みことばの光的毎日

聖書同盟「みことばの光」編集者が綴るあれこれ

会おうとしない

2024年08月15日 | サムエル記第二

サムエル記 14章18−33節

 久しぶりに近くの公園を歩きました。火曜日よりは少し気温は下がりましたが、夜半の雷雨のためか湿度が高かったです。西瓜を買い求めてリュックに入れると重さを感じます。帰り道、妻は歩き、私はバスに(西瓜のせい)。途中でバスが追い越しましたが、家に着いたのはほぼ同じというおもしろい体験でした。

 ヨアブの働きかけによって、ようやくダビデはアブサロムをゲシュルから連れ戻すことにしました。しかし、エルサレムに戻って着たアブサロムにダビデは会おうとはしません。24節にダビデのことばがあります。「あれは自分の家に行ってもらおう。私の顔を見ることはならぬ。」

 このような時、何を語るのかで双方が歩み寄ることができるか、反対に亀裂が生じるのかが分かれます。ダビデのことばは後者でした。王として犯罪者を連れ戻しながら、さらに謹慎を命じなければならないという思いから出たのでしょうか。もう一人のダビデは、わが子に声をかけ、ことばを交わすべきだと言っているのです。しかし、ダビデはなおも、アブサロムを心から受け入れることができなかったのだと思います。
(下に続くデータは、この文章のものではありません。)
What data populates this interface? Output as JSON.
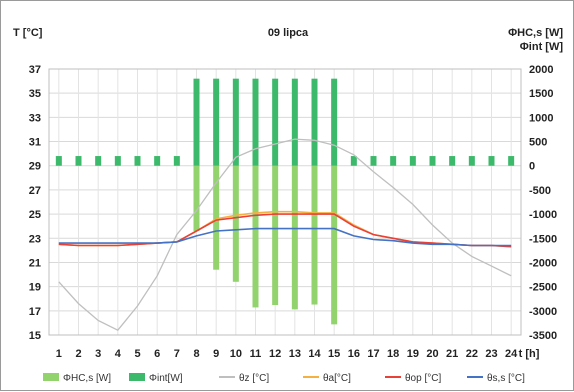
{
  "chart_data": {
    "type": "bar+line",
    "title": "09 lipca",
    "ylabel_left": "T [°C]",
    "ylabel_right_line1": "ΦHC,s [W]",
    "ylabel_right_line2": "Φint   [W]",
    "xlabel": "t [h]",
    "x": [
      1,
      2,
      3,
      4,
      5,
      6,
      7,
      8,
      9,
      10,
      11,
      12,
      13,
      14,
      15,
      16,
      17,
      18,
      19,
      20,
      21,
      22,
      23,
      24
    ],
    "y_left_ticks": [
      15,
      17,
      19,
      21,
      23,
      25,
      27,
      29,
      31,
      33,
      35,
      37
    ],
    "y_left_range": [
      15,
      37
    ],
    "y_right_ticks": [
      -3500,
      -3000,
      -2500,
      -2000,
      -1500,
      -1000,
      -500,
      0,
      500,
      1000,
      1500,
      2000
    ],
    "y_right_range": [
      -3500,
      2000
    ],
    "grid": true,
    "legend_position": "bottom",
    "bar_series": [
      {
        "name": "ΦHC,s [W]",
        "color": "#92d36e",
        "axis": "right",
        "values": [
          0,
          0,
          0,
          0,
          0,
          0,
          0,
          -1350,
          -2150,
          -2400,
          -2930,
          -2880,
          -2970,
          -2870,
          -3280,
          0,
          0,
          0,
          0,
          0,
          0,
          0,
          0,
          0
        ]
      },
      {
        "name": "Φint[W]",
        "color": "#3cb96a",
        "axis": "right",
        "values": [
          200,
          200,
          200,
          200,
          200,
          200,
          200,
          1800,
          1800,
          1800,
          1800,
          1800,
          1800,
          1800,
          1800,
          200,
          200,
          200,
          200,
          200,
          200,
          200,
          200,
          200
        ]
      }
    ],
    "line_series": [
      {
        "name": "θz [°C]",
        "color": "#bfbfbf",
        "axis": "left",
        "values": [
          19.4,
          17.6,
          16.2,
          15.4,
          17.4,
          19.9,
          23.3,
          25.3,
          27.6,
          29.7,
          30.4,
          30.8,
          31.2,
          31.1,
          30.7,
          29.9,
          28.5,
          27.2,
          25.8,
          24.1,
          22.6,
          21.5,
          20.7,
          19.9
        ]
      },
      {
        "name": "θa[°C]",
        "color": "#f5b041",
        "axis": "left",
        "values": [
          22.5,
          22.4,
          22.4,
          22.4,
          22.5,
          22.6,
          22.7,
          23.6,
          24.6,
          24.9,
          25.1,
          25.2,
          25.2,
          25.1,
          25.1,
          24.1,
          23.3,
          23.0,
          22.7,
          22.6,
          22.5,
          22.4,
          22.4,
          22.3
        ]
      },
      {
        "name": "θop [°C]",
        "color": "#e8413a",
        "axis": "left",
        "values": [
          22.5,
          22.4,
          22.4,
          22.4,
          22.5,
          22.6,
          22.7,
          23.6,
          24.5,
          24.7,
          24.9,
          25.0,
          25.0,
          25.0,
          25.0,
          24.0,
          23.3,
          23.0,
          22.7,
          22.6,
          22.5,
          22.4,
          22.4,
          22.3
        ]
      },
      {
        "name": "θs,s [°C]",
        "color": "#4472c4",
        "axis": "left",
        "values": [
          22.6,
          22.6,
          22.6,
          22.6,
          22.6,
          22.6,
          22.7,
          23.2,
          23.6,
          23.7,
          23.8,
          23.8,
          23.8,
          23.8,
          23.8,
          23.2,
          22.9,
          22.8,
          22.6,
          22.5,
          22.5,
          22.4,
          22.4,
          22.4
        ]
      }
    ]
  }
}
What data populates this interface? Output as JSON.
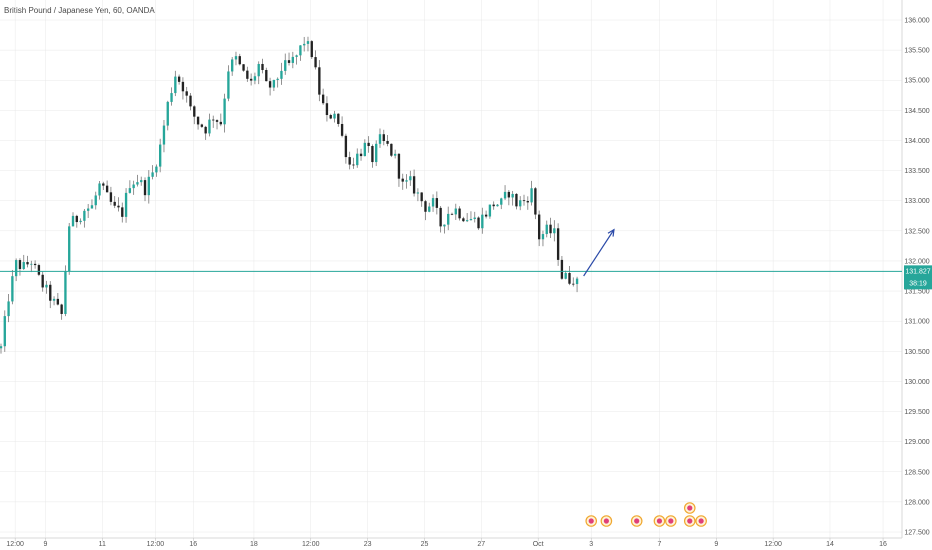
{
  "header": {
    "title": "British Pound / Japanese Yen, 60, OANDA"
  },
  "colors": {
    "up": "#26a69a",
    "down": "#222222",
    "wick": "#777777",
    "price_line": "#26a69a",
    "arrow": "#2b4aa8",
    "axis_text": "#555555",
    "grid": "#e8e8e8"
  },
  "price_badge": {
    "price": "131.827",
    "countdown": "38:19"
  },
  "chart_data": {
    "type": "candlestick",
    "title": "British Pound / Japanese Yen, 60, OANDA",
    "y_ticks": [
      "136.000",
      "135.500",
      "135.000",
      "134.500",
      "134.000",
      "133.500",
      "133.000",
      "132.500",
      "132.000",
      "131.500",
      "131.000",
      "130.500",
      "130.000",
      "129.500",
      "129.000",
      "128.500",
      "128.000",
      "127.500"
    ],
    "y_tick_values": [
      136.0,
      135.5,
      135.0,
      134.5,
      134.0,
      133.5,
      133.0,
      132.5,
      132.0,
      131.5,
      131.0,
      130.5,
      130.0,
      129.5,
      129.0,
      128.5,
      128.0,
      127.5
    ],
    "x_ticks": [
      "12:00",
      "9",
      "11",
      "12:00",
      "16",
      "18",
      "12:00",
      "23",
      "25",
      "27",
      "Oct",
      "3",
      "7",
      "9",
      "12:00",
      "14",
      "16"
    ],
    "x_tick_sessions": [
      4,
      12,
      27,
      41,
      51,
      67,
      82,
      97,
      112,
      127,
      142,
      156,
      174,
      189,
      204,
      219,
      233
    ],
    "ylim": [
      127.45,
      136.3
    ],
    "current_price": 131.827,
    "path_sessions": [
      0,
      2,
      4,
      6,
      8,
      10,
      12,
      14,
      16,
      18,
      20,
      22,
      24,
      26,
      28,
      30,
      32,
      34,
      36,
      38,
      40,
      42,
      44,
      46,
      48,
      50,
      52,
      54,
      56,
      58,
      60,
      62,
      64,
      66,
      68,
      70,
      72,
      74,
      76,
      78,
      80,
      82,
      84,
      86,
      88,
      90,
      92,
      94,
      96,
      98,
      100,
      102,
      104,
      106,
      108,
      110,
      112,
      114,
      116,
      118,
      120,
      122,
      124,
      126,
      128,
      130,
      132,
      134,
      136,
      138,
      140,
      142,
      144,
      146,
      148,
      150,
      152
    ],
    "close_path": [
      130.55,
      131.4,
      131.95,
      131.9,
      132.0,
      131.7,
      131.5,
      131.3,
      131.1,
      132.6,
      132.7,
      132.85,
      132.9,
      133.25,
      133.05,
      132.85,
      132.8,
      133.3,
      133.35,
      133.2,
      133.45,
      133.9,
      134.6,
      135.1,
      134.9,
      134.5,
      134.3,
      134.2,
      134.4,
      134.3,
      135.2,
      135.35,
      135.1,
      134.95,
      135.25,
      134.9,
      134.9,
      135.2,
      135.25,
      135.4,
      135.65,
      135.45,
      134.8,
      134.35,
      134.5,
      134.05,
      133.6,
      133.75,
      133.9,
      133.7,
      134.0,
      133.9,
      133.7,
      133.25,
      133.3,
      133.1,
      132.9,
      132.95,
      132.6,
      132.8,
      132.85,
      132.75,
      132.7,
      132.65,
      132.8,
      132.95,
      132.95,
      133.15,
      132.95,
      133.0,
      133.15,
      132.4,
      132.5,
      132.45,
      131.75,
      131.7,
      131.75
    ],
    "max_deviation": 0.22,
    "candle_count": 153,
    "session_count": 238,
    "annotations": [
      {
        "type": "arrow",
        "direction": "up",
        "from": {
          "session": 154,
          "price": 131.75
        },
        "to": {
          "session": 162,
          "price": 132.52
        }
      }
    ],
    "event_markers": [
      {
        "session": 156,
        "count": 1
      },
      {
        "session": 160,
        "count": 1
      },
      {
        "session": 168,
        "count": 1
      },
      {
        "session": 174,
        "count": 1
      },
      {
        "session": 177,
        "count": 1
      },
      {
        "session": 182,
        "count": 2
      },
      {
        "session": 185,
        "count": 1
      }
    ]
  }
}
 28節以降から伝わってくるのは、父親と会うことがかなわないままのアブサロムの思いです。そのために、間に立つヨアブに何度も人を送り、ヨアブの畑に火をつけさせさえします。厳しく叱責されてもいい、殺されてもいい、とにかく私は父に会いたいというアブサロムの思いを、しかし、ダビデは受け止めることができませんでした。ようやくのことで二人は会うのですが、ことばを交わすことなく、白々しい口づけの後味の悪さを、感じます。

 理に適っているとか筋が通っているとかいうことのまえに、為すべきことがあるのだと……。